Portugal: Economy picks up slightly in Q1
Detailed national accounts released on 31 May confirmed that the economy grew 0.5% in quarter-on-quarter, seasonally-adjusted terms in Q1 2019 (Q4 2018: +0.4% quarter-on-quarter). Meanwhile, the economy grew 1.8% in annual terms, after expanding 1.7% year-on-year in the previous quarter.
A marked acceleration in domestic demand (Q1: +2.1% qoq; Q4 2018: +0.8% qoq) powered the quarterly expansion, outweighing weakness in the external sector. Particularly, surging fixed investment led the charge (Q1: +8.3% qoq; Q4: +0.2% qoq), propelled by markedly higher construction investment and a more rapid rise in the purchase of machinery. On the other hand, private consumption growth slowed considerably, from 1.3% to 0.3%; growing pessimism over general economic conditions and personal finances caused consumer confidence to slide in the period, weighing on household spending in turn.
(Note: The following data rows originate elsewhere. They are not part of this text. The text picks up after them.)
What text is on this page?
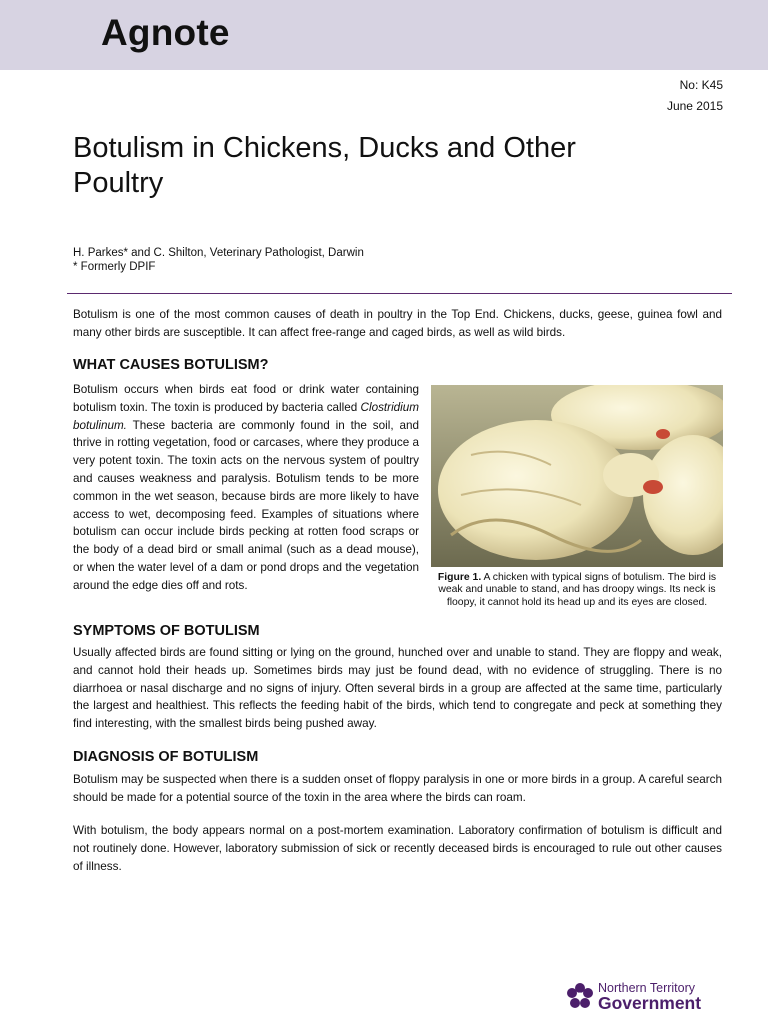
Agnote
No: K45
June 2015
Botulism in Chickens, Ducks and Other Poultry
H. Parkes* and C. Shilton, Veterinary Pathologist, Darwin
* Formerly DPIF

Botulism is one of the most common causes of death in poultry in the Top End. Chickens, ducks, geese, guinea fowl and many other birds are susceptible. It can affect free-range and caged birds, as well as wild birds.

WHAT CAUSES BOTULISM?

Botulism occurs when birds eat food or drink water containing botulism toxin. The toxin is produced by bacteria called Clostridium botulinum. These bacteria are commonly found in the soil, and thrive in rotting vegetation, food or carcases, where they produce a very potent toxin. The toxin acts on the nervous system of poultry and causes weakness and paralysis. Botulism tends to be more common in the wet season, because birds are more likely to have access to wet, decomposing feed. Examples of situations where botulism can occur include birds pecking at rotten food scraps or the body of a dead bird or small animal (such as a dead mouse), or when the water level of a dam or pond drops and the vegetation around the edge dies off and rots.

Figure 1. A chicken with typical signs of botulism. The bird is weak and unable to stand, and has droopy wings. Its neck is floopy, it cannot hold its head up and its eyes are closed.
SYMPTOMS OF BOTULISM

Usually affected birds are found sitting or lying on the ground, hunched over and unable to stand. They are floppy and weak, and cannot hold their heads up. Sometimes birds may just be found dead, with no evidence of struggling. There is no diarrhoea or nasal discharge and no signs of injury. Often several birds in a group are affected at the same time, particularly the largest and healthiest. This reflects the feeding habit of the birds, which tend to congregate and peck at something they find interesting, with the smallest birds being pushed away.

DIAGNOSIS OF BOTULISM

Botulism may be suspected when there is a sudden onset of floppy paralysis in one or more birds in a group. A careful search should be made for a potential source of the toxin in the area where the birds can roam.

With botulism, the body appears normal on a post-mortem examination. Laboratory confirmation of botulism is difficult and not routinely done. However, laboratory submission of sick or recently deceased birds is encouraged to rule out other causes of illness.

Northern Territory
Government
The government also tightened its belt, with public spending growth decelerating to 0.4% from 0.7% in the previous quarter, on attempts to strengthen the fiscal account.
Meanwhile, export growth sped up to 2.9% in the quarter (Q4: +1.6% qoq), although remained relatively tepid amid a cooling global economy. Nevertheless, the external sector dragged more severely on growth, deducting 1.7 points from the headline print following the 0.4 percentage-point subtraction in Q4, as imports continued to outpace exports. Import growth climbed to 6.0% in Q1 from 2.3% in the previous quarter, reflecting a significant rise in the purchase of capital goods from overseas.
Despite marginally improving in Q1, economic growth is expected to weaken this year on a slowdown in exports and cooling tourism activity amid increasingly challenging global conditions. While EU structural funds will aid the rollout of several delayed investment projects, domestic demand is also set to lose momentum, with downbeat sentiment among households and businesses capping consumption spending and investment.